Judaism & witches



Historically Christian society has regarded witches as demonic (and, perhaps unsurprisingly, much of the nefarious characteristics attributed to witches, such as eating children, sound suspiciously similar to antisemitic tropes like blood libel). In recent times, a lot of secular society has come to celebrate witches and witchcraft. So what is the Jewish opinion on the matter?

If you are familiar with anything Jewish, it will come as no surprise that the Jewish perspective on witches and witchcraft has never been monolithic. It has varied significantly over time and geographical location. And unlike their Christian neighbors, Jews have held a more nuanced view.


In the Tanakh, witchcraft is practiced by both men and women. Unlike the mainstream depiction of witches as women living in the margins of society, witches in the Tanakh are depicted as having a tremendous amount of power. Queen Jezebel, for example, is a witch. Wizards work for Egyptian and Babylonian kings. Because witchcraft is associated with idol worship, the attitudes are highly negative.

The Torah distinguishes between two types of magic: power that comes from G-d, which is celebrated, and power that comes from sorcery, which is frowned upon.

As far as the specific practices of witchcraft, the Tanakh mostly stays silent on the subject.


Unlike the Biblical period, during which witchcraft was associated with both men and women practitioners, Talmudic rabbis associated witchcraft with women, so much so that it was assumed their own wives all practiced some degree of witchcraft. However, men, including some rabbis, were still considered capable of engaging in witchcraft by way of reciting incantations, engaging in healing rituals, and concocting potions.

While witchcraft was mostly considered malevolent (for example, witches were accused of causing infertility and cursing rivals), other forms of sorcery were considered acceptable and even positive, such as the use of evil eye amulets to ward off the evil eye and healing rituals.

In many cases witches were considered to be the source of the evil eye. Other forms of witchcraft were more neutral, such as using one’s hand to stir a boiling pot.


The most famous witch in the Torah is known as the Witch of Endor (called the Woman of Endor in Biblical literature). In the Torah narrative, King Saul, the first king of the United Kingdom of Israel (1047-930 BCE), calls a Canaanite witch, known as the Woman of Endor, to summon the spirit of Samuel to receive advice on how to defeat the Philistines in battle.

While she summons the spirit of Samuel, his ghost terrifies the witch, and she later admonishes King Saul for disobeying G-d. The witch predicts Saul’s downfall. The next day, just as she predicted, Saul is wounded in battle. The witch comforts him and feeds him before he ends up killing himself with his own sword.

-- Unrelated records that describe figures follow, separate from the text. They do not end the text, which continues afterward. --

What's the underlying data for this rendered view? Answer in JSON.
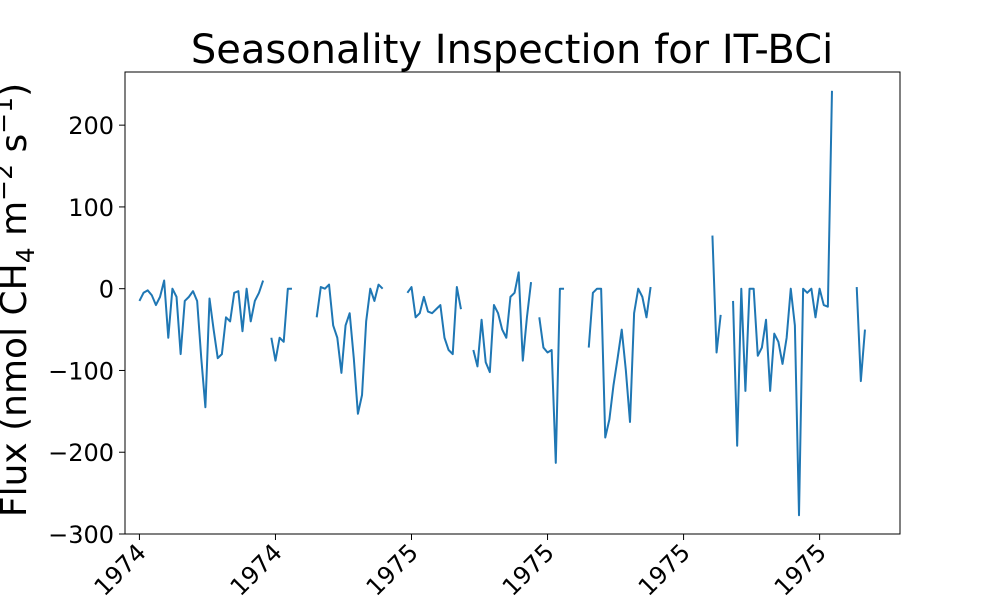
{
  "chart_data": {
    "type": "line",
    "title": "Seasonality Inspection for IT-BCi",
    "ylabel": "Flux (nmol CH4 m-2 s-1)",
    "ylabel_parts": {
      "base": "Flux (nmol CH",
      "sub": "4",
      "mid": " m",
      "sup1": "−2",
      "mid2": " s",
      "sup2": "−1",
      "end": ")"
    },
    "xlabel": "",
    "ylim": [
      -300,
      265
    ],
    "xlim": [
      -3.5,
      184.5
    ],
    "y_ticks": [
      -300,
      -200,
      -100,
      0,
      100,
      200
    ],
    "y_tick_labels": [
      "−300",
      "−200",
      "−100",
      "0",
      "100",
      "200"
    ],
    "x_ticks": [
      0,
      33,
      66,
      99,
      132,
      165
    ],
    "x_tick_labels": [
      "1974",
      "1974",
      "1975",
      "1975",
      "1975",
      "1975"
    ],
    "grid": false,
    "legend": "none",
    "series": [
      {
        "color": "#1f77b4",
        "values": [
          -15,
          -5,
          -2,
          -8,
          -20,
          -10,
          10,
          -60,
          0,
          -10,
          -80,
          -15,
          -10,
          -3,
          -15,
          -85,
          -145,
          -12,
          -50,
          -85,
          -80,
          -35,
          -40,
          -5,
          -3,
          -52,
          0,
          -40,
          -15,
          -5,
          10,
          null,
          -60,
          -88,
          -60,
          -65,
          0,
          0,
          null,
          null,
          null,
          null,
          null,
          -35,
          2,
          0,
          5,
          -45,
          -60,
          -103,
          -45,
          -30,
          -85,
          -153,
          -130,
          -40,
          0,
          -15,
          5,
          0,
          null,
          null,
          null,
          null,
          null,
          -5,
          2,
          -35,
          -30,
          -10,
          -28,
          -30,
          -25,
          -20,
          -60,
          -75,
          -80,
          2,
          -25,
          null,
          null,
          -75,
          -95,
          -38,
          -90,
          -102,
          -20,
          -30,
          -50,
          -60,
          -10,
          -5,
          20,
          -88,
          -35,
          8,
          null,
          -35,
          -72,
          -78,
          -75,
          -213,
          0,
          0,
          null,
          null,
          null,
          null,
          null,
          -72,
          -5,
          0,
          0,
          -182,
          -160,
          -118,
          -85,
          -50,
          -100,
          -163,
          -30,
          0,
          -10,
          -35,
          2,
          null,
          null,
          null,
          null,
          null,
          null,
          null,
          null,
          null,
          null,
          null,
          null,
          null,
          null,
          65,
          -78,
          -32,
          null,
          null,
          -15,
          -192,
          0,
          -125,
          0,
          0,
          -82,
          -72,
          -38,
          -125,
          -55,
          -65,
          -92,
          -60,
          0,
          -45,
          -277,
          0,
          -5,
          0,
          -35,
          0,
          -20,
          -22,
          242,
          null,
          null,
          null,
          null,
          null,
          2,
          -113,
          -50
        ]
      }
    ]
  }
}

The Woman of Endor is anonymous, though in 11th century Jewish literature she is identified as the mother of Abner.


Though sometimes they were viewed negatively, Jews didn’t persecute witches, unlike their Christian counterparts.

Jews, however, were historically persecuted by Christians during the witch hunts. In fact, during the European witch craze between the 14th and 17th centuries, witches and Jews — particularly Jewish women — were persecuted interchangeably. That is not to say that non-Jewish women weren’t persecuted — they were (most notably, Roma women were persecuted as well) — but it’s important to understand that the persecution of “witches” was deeply intertwined with the persecution of Jews.

Witches were “identified” using the same criteria that had been used to demonize Jews for centuries: an association with the devil, as well as the use of strange rituals, incantations, and potions. In some parts of Europe, when a woman was identified as a witch, their punishment was to stand dressed as a Jew in public.